Großensee. Die Großenseer Anlage aus den 80er-Jahren ist nicht leistungsfähig genug. Der Brandschutz ist gefährdet. Hamburg Wasser übernimmt.

Wer in diesen Tagen am Pfefferberg in Großensee entlangfährt, sieht sie schon von Weitem am Straßenrand liegen: lange, brandneue und leuchtend blaue Kunststoffrohre von etwa 25 Zentimeter Durchmesser. In wenigen Monaten werden sie unter der Erde sein – und damit Teil des Leitungsnetzes in Großensee. Jeder Tropfen Wasser, der ab September aus Großensees Wasserhähnen kommt, wird vorher durch die neuen, 2140 Meter langen Rohre geflossen sein.

Denn ab 1. September wird die Gemeinde nicht mehr über den gemeindeeigenen Brunnen samt Wasserwerk an der Straße Brookwisch versorgt, sondern durch das Unternehmen Hamburg Wasser, eine hundertprozentige Tochter der Stadt Hamburg. Das Wasser kommt dabei aber nicht etwa aus der Hansestadt, sondern stammt aus dem von Hamburg Wasser betriebenen Wasserwerk am Pfefferberg, westlich des Großensees. Die neuen Rohre sind das Verbindungsglied zwischen Großensees Leitungsnetz und dem Wasserwerk am Pfefferberg.

Wasserwerk soll im Herbst stillgelegt werden

Die Änderung wurde nötig, weil das Wasserwerk der Gemeinde Großensee aus den 80er-Jahren im Herbst stillgelegt werden soll. „Der Grund ist, dass manche Haushalte in Spitzenzeiten mit hoher Wasserabnahme nicht mehr optimal versorgt werden konnten“, sagt Großensees Bürgermeister Karsten Lindemann-Eggers.

„Wenn beispielsweise im Sommer die Gärten gesprengt werden, ein Anwohner gerade seinen Swimmingpool volllaufen lässt und ein anderer unter der Dusche steht, dann kann es sein, dass bei ihm kein Wasser mehr aus dem Hahn kommt“, sagt der Bürgermeister. Es gebe einige Wohngebiete, die etwas höher lägen oder zu weit vom Wasserwerk entfernt seien. „Die haben dann ab und an im ersten Stock kein Wasser mehr“, sagt Lindemann-Eggers. Betroffen seien unter anderem Anwohner in den Straßen Hohen Eichen und Hinterm See.

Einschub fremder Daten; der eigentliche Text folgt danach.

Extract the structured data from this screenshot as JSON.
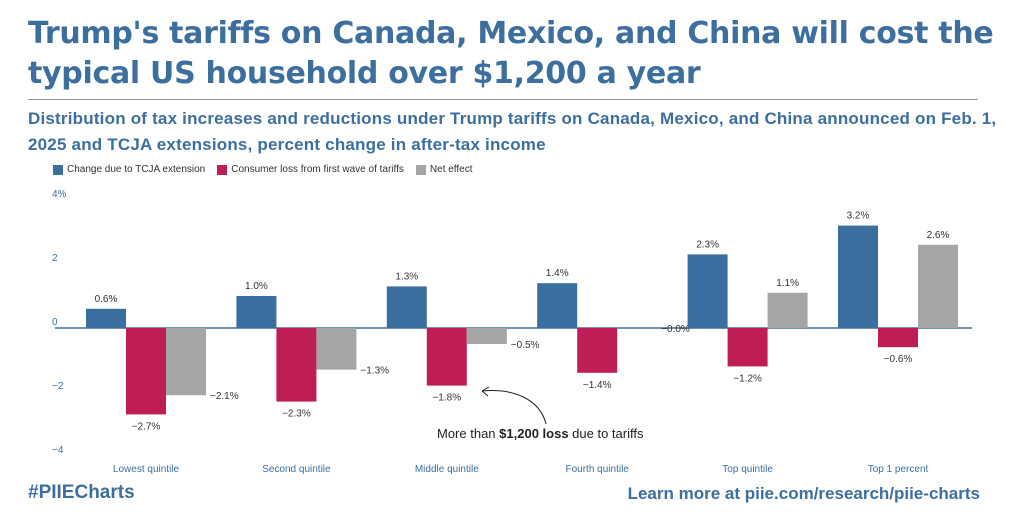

Würde es brennen, dürfte niemand mehr auf die Toilette gehen

Dramatisch wird es allerdings, wenn in Großensee ein Feuer ausbricht: Laut Bürgermeister kann mit den Kapazitäten aus dem gemeindeeigenen Wasserwerk an einigen Stellen keine ausreichende Löschwasserversorgung gewährleistet werden. „Deshalb fordern wir bei größeren Bränden in Großensee immer auch Tanklöschfahrzeuge aus anderen Gemeinden an“, sagt Lindemann-Eggers. Das Problem liegt im System: Im Brunnen auf dem Gelände an der Brookwisch sammelt sich Grundwasser an, welches immer dann, wenn der Druck im Leitungsnetz abgefallen ist – also dann, wenn Großensees Bürger eine bestimmte Menge Wasser verbraucht haben – ins Wasserwerk gepumpt wird. Im Wasserwerk wird das Grundwasser chemisch und mechanisch gereinigt und umgehend ins Leitungsnetz eingebracht. Der Druck im Leitungsnetz steigt damit wieder an. Dieser Vorgang geschieht etwa alle zehn bis 15 Minuten.

Werk von Hamburg Wasser ist schon seit 1892 in Betrieb

Auf diese Art und Weise können 50 Kubikmeter Wasser pro Stunde gefördert werden. Für die Trinkwasserversorgung an normalen Tagen reicht das aus. Für die Bekämpfung eines Großbrandes nicht. „Wenn es brennt, dann dürfte quasi kein Großenseer mehr das WC benutzen oder duschen“, sagt Lindemann-Eggers. Das Wasserwerk am Pfefferberg hingegen funktioniert anders: Es ist wesentlich größer und besitzt zwei Wasserspeicher mit 6000 Kubikmeter Speichervermögen.

Seit 1892 ist das Werk am Pfefferberg schon in Betrieb. Ursprünglich wurde es gebaut, um die Versorgung der damaligen Stadt Wandsbek zu sichern. Damals wurde das Wasser noch aus dem See entnommen, später wurden zusätzlich Brunnen gegraben. 1988 wurde die Aufbereitung von Seewasser eingestellt. Mittlerweile betreibt Hamburg Wasser in Großensee zehn Brunnen, die bis zu 235 Meter tief sind. 5,2 Millionen Kubikmeter Wasser wurden im vergangenen Jahr an die Oberfläche gepumpt.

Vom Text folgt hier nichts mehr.